Saturday 19 January 2019

Andrew Lynch: This 'job creation' scheme is precisely why TDs are held in such contempt

ENDA Kenny raised some eyebrows when he revealed that he bursts into tears every time Riverdance comes on the television. This week it's his own colleagues who are really giving him something to cry about.

The Taoiseach has admitted that it's "not good practice" for TDs and ministers to appoint family members as their official staff -- but he's also made it clear that he has no intention of doing anything about it.

So where is the outrage in the Dail, the grave speeches about the need to stamp out cronyism, the angry demands for resignations from the opposition benches?

The answer is: "Don't hold your breath." This is a classic example of the political system closing ranks and looking the other way -- because when it comes to this kind of "jobs for the boys" routine, they really are all as bad as each other.


Even the United Left Alliance, who can usually be relied on to kick up a stink over the slightest hint of corruption, find themselves hopelessly compromised.

Joan Collins made a name for herself just before the general election when she accosted Bertie Ahern during a radio interview outside the Dail and shouted, "You should be ashamed of yourself!"

Now this bold crusader against injustice has hired her own partner as a parliamentary assistant -- which sounds suspiciously like Bertie's admission that he appointed certain people to state boards, "because they were friends of mine".

The standard excuse offered by Collins and the other 24 TDs (that we know about) who have put their nearest and dearest on the payroll is that since they know these people are qualified for the job, why waste time looking for anyone else?

Whether or not they are deliberately missing the point, this is a pretty feeble cop-out.

Political employees are not paid out of the TDs' own pockets, they get their salaries directly from the taxpayer -- and for that reason, the jobs should be advertised just like any other position in the public sector.

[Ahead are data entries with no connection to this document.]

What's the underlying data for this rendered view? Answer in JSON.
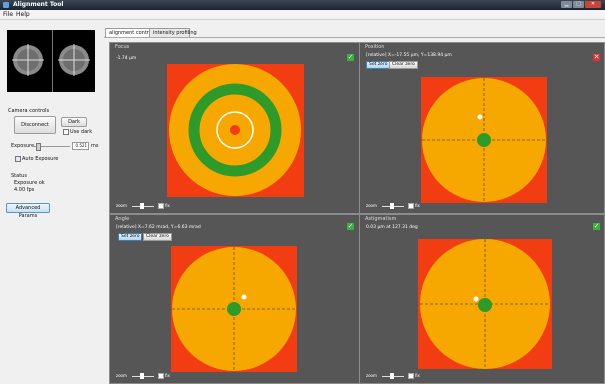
{
  "window": {
    "title": "Alignment Tool",
    "min_glyph": "▁",
    "max_glyph": "□",
    "close_glyph": "✕"
  },
  "menu": [
    "File",
    "Help"
  ],
  "left": {
    "camera_controls_label": "Camera controls",
    "disconnect_label": "Disconnect",
    "dark_label": "Dark",
    "use_dark_label": "Use dark",
    "exposure_label": "Exposure",
    "exposure_value": "0.521",
    "exposure_unit": "ms",
    "auto_exposure_label": "Auto Exposure",
    "status_label": "Status",
    "status_line1": "Exposure ok",
    "status_line2": "4.00 fps",
    "advanced_label": "Advanced Params"
  },
  "tabs": [
    "alignment controls",
    "intensity profiling"
  ],
  "panels": {
    "focus": {
      "title": "Focus",
      "info": "-1.74 µm",
      "status_glyph": "✓"
    },
    "position": {
      "title": "Position",
      "info": "[relative] X=-17.55 µm, Y=138.94 µm",
      "set_zero": "Set zero",
      "clear_zero": "Clear zero",
      "status_glyph": "✕"
    },
    "angle": {
      "title": "Angle",
      "info": "[relative] X=7.62 mrad, Y=6.63 mrad",
      "set_zero": "Set zero",
      "clear_zero": "Clear zero",
      "status_glyph": "✓"
    },
    "astigmatism": {
      "title": "Astigmatism",
      "info": "0.03 µm at 127.31 deg",
      "status_glyph": "✓"
    }
  },
  "footer": {
    "zoom_label": "zoom",
    "fix_label": "fix"
  },
  "colors": {
    "orange": "#f6a800",
    "red": "#f23c12",
    "green": "#2e9a2a",
    "panel_bg": "#565656",
    "ok": "#3bb03b",
    "bad": "#e0322a"
  }
}
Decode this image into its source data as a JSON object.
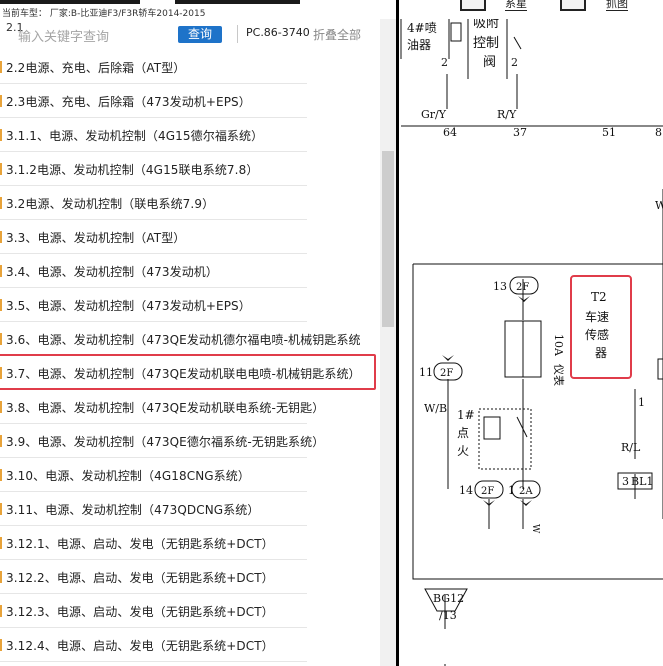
{
  "topbar": {
    "car_model": "当前车型： 厂家:B-比亚迪F3/F3R轿车2014-2015",
    "btn1_label": "系星",
    "btn2_label": "抓图"
  },
  "search": {
    "first_item": "2.1",
    "placeholder": "输入关键字查询",
    "button": "查询",
    "page_code": "PC.86-3740",
    "collapse_label": "折叠全部"
  },
  "tree": {
    "items": [
      "2.2电源、充电、后除霜（AT型）",
      "2.3电源、充电、后除霜（473发动机+EPS）",
      "3.1.1、电源、发动机控制（4G15德尔福系统）",
      "3.1.2电源、发动机控制（4G15联电系统7.8）",
      "3.2电源、发动机控制（联电系统7.9）",
      "3.3、电源、发动机控制（AT型）",
      "3.4、电源、发动机控制（473发动机）",
      "3.5、电源、发动机控制（473发动机+EPS）",
      "3.6、电源、发动机控制（473QE发动机德尔福电喷-机械钥匙系统",
      "3.7、电源、发动机控制（473QE发动机联电电喷-机械钥匙系统）",
      "3.8、电源、发动机控制（473QE发动机联电系统-无钥匙）",
      "3.9、电源、发动机控制（473QE德尔福系统-无钥匙系统）",
      "3.10、电源、发动机控制（4G18CNG系统）",
      "3.11、电源、发动机控制（473QDCNG系统）",
      "3.12.1、电源、启动、发电（无钥匙系统+DCT）",
      "3.12.2、电源、启动、发电（无钥匙系统+DCT）",
      "3.12.3、电源、启动、发电（无钥匙系统+DCT）",
      "3.12.4、电源、启动、发电（无钥匙系统+DCT）"
    ],
    "selected_index": 9
  },
  "diagram": {
    "injector_label_1": "4#喷",
    "injector_label_2": "油器",
    "injector_pin": "2",
    "absorb_1": "吸附",
    "absorb_2": "控制",
    "absorb_3": "阀",
    "absorb_pin": "2",
    "wire_gy": "Gr/Y",
    "wire_ry": "R/Y",
    "pin_64": "64",
    "pin_37": "37",
    "pin_51": "51",
    "pin_8": "8",
    "edge_w": "W",
    "conn_13": "13",
    "conn_2f_a": "2F",
    "fuse_label_1": "10A",
    "fuse_label_2": "仪表",
    "sensor_t2": "T2",
    "sensor_1": "车速",
    "sensor_2": "传感",
    "sensor_3": "器",
    "pin_1": "1",
    "conn_11": "11",
    "conn_2f_b": "2F",
    "wire_wb": "W/B",
    "relay_1": "1#",
    "relay_2": "点",
    "relay_3": "火",
    "wire_rl": "R/L",
    "conn_3": "3",
    "conn_bl1": "BL1",
    "conn_14": "14",
    "conn_2f_c": "2F",
    "conn_1": "1",
    "conn_2a": "2A",
    "wire_w": "W",
    "ground_1": "BG12",
    "ground_2": "/13"
  },
  "colors": {
    "highlight": "#e03c4a",
    "search_button": "#1e73c9",
    "tree_marker": "#e8a33a"
  }
}
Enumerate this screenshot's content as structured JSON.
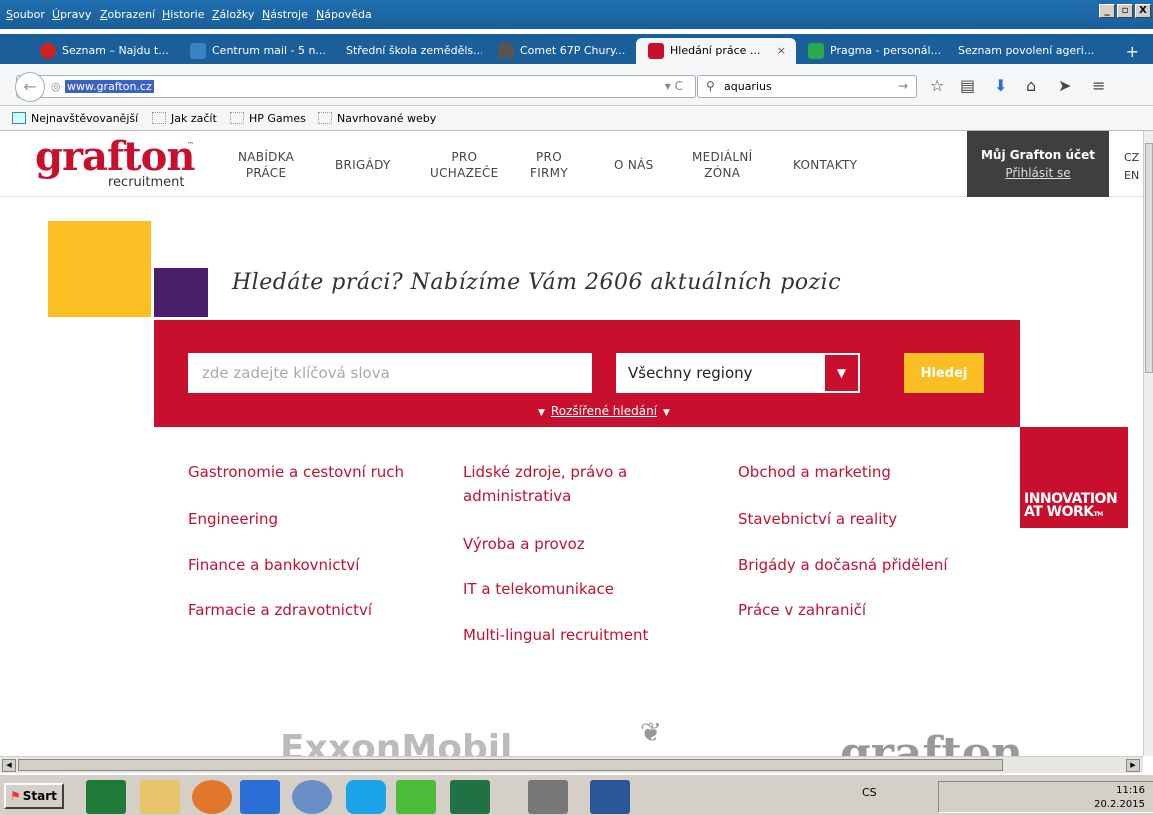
{
  "browser": {
    "menu": [
      "Soubor",
      "Úpravy",
      "Zobrazení",
      "Historie",
      "Záložky",
      "Nástroje",
      "Nápověda"
    ],
    "window_buttons": [
      "_",
      "▫",
      "X"
    ],
    "tabs": [
      {
        "label": "Seznam – Najdu t...",
        "color": "#cc2222"
      },
      {
        "label": "Centrum mail - 5 n...",
        "color": "#3b82c4"
      },
      {
        "label": "Střední škola zeměděls...",
        "color": "#777777"
      },
      {
        "label": "Comet 67P Chury...",
        "color": "#555555"
      },
      {
        "label": "Hledání práce ...",
        "color": "#c8102e",
        "active": true
      },
      {
        "label": "Pragma - personál...",
        "color": "#2aa84a"
      },
      {
        "label": "Seznam povolení ageri...",
        "color": "#1a5e9a"
      }
    ],
    "new_tab": "+",
    "tab_close": "×",
    "url": "www.grafton.cz",
    "search_value": "aquarius",
    "bookmarks": [
      "Nejnavštěvovanější",
      "Jak začít",
      "HP Games",
      "Navrhované weby"
    ]
  },
  "site": {
    "logo": {
      "name": "grafton",
      "sub": "recruitment",
      "tm": "™"
    },
    "nav": [
      {
        "line1": "NABÍDKA",
        "line2": "PRÁCE"
      },
      {
        "line1": "BRIGÁDY",
        "line2": ""
      },
      {
        "line1": "PRO",
        "line2": "UCHAZEČE"
      },
      {
        "line1": "PRO",
        "line2": "FIRMY"
      },
      {
        "line1": "O NÁS",
        "line2": ""
      },
      {
        "line1": "MEDIÁLNÍ",
        "line2": "ZÓNA"
      },
      {
        "line1": "KONTAKTY",
        "line2": ""
      }
    ],
    "account": {
      "title": "Můj Grafton účet",
      "login": "Přihlásit se"
    },
    "lang": [
      "CZ",
      "EN"
    ],
    "headline": "Hledáte práci? Nabízíme Vám 2606 aktuálních pozic",
    "search": {
      "placeholder": "zde zadejte klíčová slova",
      "region": "Všechny regiony",
      "button": "Hledej",
      "advanced": "Rozšířené hledání"
    },
    "categories": {
      "col1": [
        "Gastronomie a cestovní ruch",
        "Engineering",
        "Finance a bankovnictví",
        "Farmacie a zdravotnictví"
      ],
      "col2": [
        "Lidské zdroje, právo a",
        "administrativa",
        "Výroba a provoz",
        "IT a telekomunikace",
        "Multi-lingual recruitment"
      ],
      "col3": [
        "Obchod a marketing",
        "Stavebnictví a reality",
        "Brigády a dočasná přidělení",
        "Práce v zahraničí"
      ]
    },
    "innovation": {
      "line1": "INNOVATION",
      "line2": "AT WORK",
      "tm": "TM"
    },
    "partners": [
      "ExxonMobil",
      "grafton"
    ],
    "colors": {
      "brand_red": "#c8102e",
      "yellow": "#fbbf24",
      "purple": "#4b1e6b"
    }
  },
  "taskbar": {
    "start": "Start",
    "lang": "CS",
    "time": "11:16",
    "date": "20.2.2015",
    "apps": [
      "chart-app-icon",
      "folder-icon",
      "firefox-icon",
      "outlook-icon",
      "network-icon",
      "skype-icon",
      "icq-icon",
      "excel-icon",
      "pdf-icon",
      "word-icon"
    ]
  }
}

Since none of the political parties has clean hands on this issue, we can be pretty sure that the Oireachtas gravy train will carry on rolling for a long time to come. Even so, TDs would be well advised not to underestimate the public's anger here.

Many of the 440,000 unemployed people in this country will have had the soul-destroying experience of sending out CVs and not even receiving the courtesy of a reply -- and to see public representatives handing out jobs around the kitchen table is hardly likely to put them in a better mood.

To be fair to the Taoiseach, he probably does understand that the optics of this are absolutely awful.

As the social protection minister Joan Burton has confirmed, cabinet ministers were warned on their first day that hiring relatives was strictly a no-no.

We don't know if Kenny issued the same instructions to junior ministers or backbenchers -- but if he did, they obviously felt free to completely ignore him.

Just take the example of Brendan Griffin, the Fine Gael TD who boasted during the election campaign that he would give up half of his €90,000 salary as a gesture of solidarity with the public.

Since arriving in Leinster House he has employed his wife Roisin as a secretary, his cousin Tommy as a parliamentary assistant and helped his cousin Mattie to take up his old council seat.

He may boast that "we're not all in it for the personal gain" -- but with such an impressive record of job creation, it's safe to assume that the Griffins will not be out of pocket over his new Dail career.


Sadly, this is all becoming part of a pattern in which Enda Kenny talks tough but completely fails to follow it through.

After all but promising that he could negotiate an interest rate cut on our EU bailout, the Taoiseach is now forced to admit that the French are not so keen.

If he cannot stand up to his own backbenchers, it's increasingly hard to see how he can be expected to face down Sarkozy.

Not for the first time, TDs have chosen to treat the public with contempt. They can hardly be surprised if those feelings are returned with interest.